An article in yesterday's editions on nuclear reactor problems should have specified that any explosions following a core meltdown would be from steam and not from nuclear reactions.

The Nuclear Regulatory Commission is checking two "potentially serious" problems of plumbing and stress that could lead to meltdowns in any of the nation's operating nuclear power plants and a resulting disastrous explosion of radioactivity.

One involves pressurized-water reactors, which comprise about two-thirds of the nation's 74 nuclear plants. It is possible, according to Harold Denton, NRC's director of reactor regulation, that some have brittle walls that could crack if they received a sudden high-pressure burst of cold water when they are very hot. A jet of cold water might be injected during a malfunction or accident, crack the reactor vessel, and cause a meltdown.

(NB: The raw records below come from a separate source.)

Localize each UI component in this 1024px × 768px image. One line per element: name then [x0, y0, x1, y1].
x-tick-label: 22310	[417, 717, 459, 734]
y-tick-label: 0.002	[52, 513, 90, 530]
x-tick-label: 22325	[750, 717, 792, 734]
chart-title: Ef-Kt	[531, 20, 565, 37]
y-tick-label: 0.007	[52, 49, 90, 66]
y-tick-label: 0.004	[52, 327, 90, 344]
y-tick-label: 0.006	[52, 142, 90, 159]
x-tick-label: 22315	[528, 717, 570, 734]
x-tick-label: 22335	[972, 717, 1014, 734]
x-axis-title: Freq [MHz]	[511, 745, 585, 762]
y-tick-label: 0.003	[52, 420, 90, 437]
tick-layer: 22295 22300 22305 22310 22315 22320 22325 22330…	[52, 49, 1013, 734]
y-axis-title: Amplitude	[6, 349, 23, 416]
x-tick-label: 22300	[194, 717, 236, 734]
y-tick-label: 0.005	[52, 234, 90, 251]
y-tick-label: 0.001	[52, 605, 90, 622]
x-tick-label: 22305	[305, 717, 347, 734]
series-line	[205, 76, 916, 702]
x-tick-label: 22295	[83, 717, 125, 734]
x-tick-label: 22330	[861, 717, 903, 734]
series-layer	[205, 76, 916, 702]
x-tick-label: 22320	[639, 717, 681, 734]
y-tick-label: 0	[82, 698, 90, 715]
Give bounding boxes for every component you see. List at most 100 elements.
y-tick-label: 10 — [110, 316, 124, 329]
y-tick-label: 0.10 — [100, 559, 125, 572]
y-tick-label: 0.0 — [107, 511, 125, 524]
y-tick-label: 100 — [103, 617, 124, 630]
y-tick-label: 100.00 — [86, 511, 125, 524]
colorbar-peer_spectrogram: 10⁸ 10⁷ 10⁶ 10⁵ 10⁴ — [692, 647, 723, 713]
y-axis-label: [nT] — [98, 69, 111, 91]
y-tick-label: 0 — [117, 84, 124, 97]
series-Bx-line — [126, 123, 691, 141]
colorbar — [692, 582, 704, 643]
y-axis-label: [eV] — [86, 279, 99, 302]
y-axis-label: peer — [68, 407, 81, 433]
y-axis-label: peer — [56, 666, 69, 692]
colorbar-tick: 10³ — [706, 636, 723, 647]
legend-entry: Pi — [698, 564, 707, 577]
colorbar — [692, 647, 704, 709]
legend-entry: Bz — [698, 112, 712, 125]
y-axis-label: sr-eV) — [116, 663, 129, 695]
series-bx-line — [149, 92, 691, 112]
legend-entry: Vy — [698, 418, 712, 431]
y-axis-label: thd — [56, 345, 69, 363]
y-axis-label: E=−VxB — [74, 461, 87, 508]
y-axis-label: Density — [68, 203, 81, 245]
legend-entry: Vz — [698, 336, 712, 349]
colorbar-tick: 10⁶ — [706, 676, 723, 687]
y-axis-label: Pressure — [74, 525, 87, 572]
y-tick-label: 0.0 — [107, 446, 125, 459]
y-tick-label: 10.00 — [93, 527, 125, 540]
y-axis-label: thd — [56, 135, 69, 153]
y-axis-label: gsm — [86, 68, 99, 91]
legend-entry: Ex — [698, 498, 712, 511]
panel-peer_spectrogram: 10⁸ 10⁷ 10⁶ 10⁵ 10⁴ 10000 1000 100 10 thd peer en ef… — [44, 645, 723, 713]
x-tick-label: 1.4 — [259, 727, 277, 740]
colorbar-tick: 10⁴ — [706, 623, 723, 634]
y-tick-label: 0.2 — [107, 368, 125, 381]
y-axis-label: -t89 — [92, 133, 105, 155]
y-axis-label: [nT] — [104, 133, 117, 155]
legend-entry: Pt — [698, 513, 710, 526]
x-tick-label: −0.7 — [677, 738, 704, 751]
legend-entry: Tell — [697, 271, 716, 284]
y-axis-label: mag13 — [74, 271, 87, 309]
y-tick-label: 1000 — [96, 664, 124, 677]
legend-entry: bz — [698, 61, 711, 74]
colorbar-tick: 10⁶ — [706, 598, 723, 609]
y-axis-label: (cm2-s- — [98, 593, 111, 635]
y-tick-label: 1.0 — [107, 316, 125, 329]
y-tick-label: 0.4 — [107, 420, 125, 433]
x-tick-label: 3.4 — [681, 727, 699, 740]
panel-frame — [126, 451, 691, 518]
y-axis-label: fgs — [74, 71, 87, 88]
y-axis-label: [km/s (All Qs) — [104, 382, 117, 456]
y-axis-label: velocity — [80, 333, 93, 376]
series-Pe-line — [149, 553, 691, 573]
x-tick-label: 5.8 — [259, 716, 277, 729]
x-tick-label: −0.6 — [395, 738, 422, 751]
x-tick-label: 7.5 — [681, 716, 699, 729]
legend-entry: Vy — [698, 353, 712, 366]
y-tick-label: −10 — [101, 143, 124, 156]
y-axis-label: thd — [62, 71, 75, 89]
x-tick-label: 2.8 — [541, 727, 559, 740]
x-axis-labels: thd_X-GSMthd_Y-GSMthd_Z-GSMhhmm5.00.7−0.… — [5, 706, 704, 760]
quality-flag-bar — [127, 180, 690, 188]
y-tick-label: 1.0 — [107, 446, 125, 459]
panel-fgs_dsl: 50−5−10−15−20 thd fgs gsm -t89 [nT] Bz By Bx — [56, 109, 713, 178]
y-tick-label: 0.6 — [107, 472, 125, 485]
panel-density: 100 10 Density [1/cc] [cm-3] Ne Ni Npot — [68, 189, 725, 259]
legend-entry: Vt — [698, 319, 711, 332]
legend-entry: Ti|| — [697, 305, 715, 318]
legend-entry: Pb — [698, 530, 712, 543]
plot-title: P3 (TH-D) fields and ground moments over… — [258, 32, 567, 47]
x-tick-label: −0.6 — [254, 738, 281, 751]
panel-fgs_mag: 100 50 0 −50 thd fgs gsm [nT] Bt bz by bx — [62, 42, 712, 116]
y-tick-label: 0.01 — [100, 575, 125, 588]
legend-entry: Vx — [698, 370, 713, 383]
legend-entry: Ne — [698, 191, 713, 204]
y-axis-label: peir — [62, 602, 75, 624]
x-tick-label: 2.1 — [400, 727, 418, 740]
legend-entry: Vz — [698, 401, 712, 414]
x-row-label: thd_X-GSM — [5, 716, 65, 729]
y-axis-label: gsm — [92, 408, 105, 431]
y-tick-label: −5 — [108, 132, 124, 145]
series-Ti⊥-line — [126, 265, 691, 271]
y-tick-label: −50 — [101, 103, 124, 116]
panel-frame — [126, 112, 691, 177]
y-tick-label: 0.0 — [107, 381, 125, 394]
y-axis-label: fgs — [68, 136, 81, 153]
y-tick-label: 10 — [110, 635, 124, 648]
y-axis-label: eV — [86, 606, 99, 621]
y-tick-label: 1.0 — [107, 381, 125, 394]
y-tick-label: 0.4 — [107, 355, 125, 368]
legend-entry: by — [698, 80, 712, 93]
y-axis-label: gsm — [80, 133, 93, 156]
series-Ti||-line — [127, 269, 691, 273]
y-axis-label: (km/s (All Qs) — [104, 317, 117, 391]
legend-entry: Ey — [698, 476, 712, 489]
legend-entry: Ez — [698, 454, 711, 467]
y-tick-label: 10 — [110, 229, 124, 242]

The other problem involves the 23 boiling-water reactors. If there is a break or leak in one of the pipes that carry water out of the reactor after a sudden shutdown, it would be hard to stop the leak and prevent all the water from escaping the reactor, again causing a meltdown.

Scientists have long known that neutron radiation from the reactor core makes the vessel walls brittle over time, but recent research has found it occurring faster than expected. They have also known that cold water on hot metal causes thermal stress, and built reactors to mix incoming cold water with hot water to cushion the impact. But Denton told reactor owners last week that research had also found "quite severe thermal shocks in more or less normal operation" with relatively small accidents.

Ironically, new rules in effect since the accident at Three Mile Island two years ago could make things worse. The rules require operators to leave high-pressure water pumps running if they come on automatically because operators at TMI turned them off and the reactor core overheated as a result. But leaving them on, it turns out, increases pressure on the hot walls at the worst possible moment -- just as the cold water hits.

The boiling-water reactor problem involves several pipes ranging in diameter from 3/4-inch to 6 inches that carry about 600 gallons of water out of the reactor core to a storage tank when there is an automatic shutdown. The pipes also undergo "significant thermal shock" and apparently are used so little that they do not fall under the NRC's regulations for routine inspection, said Stuart D. Rubin, lead reactor systems engineer at the NRC.

If one or more should break, highly radioactive water would spill into the reactor building where it would threaten the plant's safety systems, including water pumps directly below, and the flow might continue until the core was uncovered, Rubin said.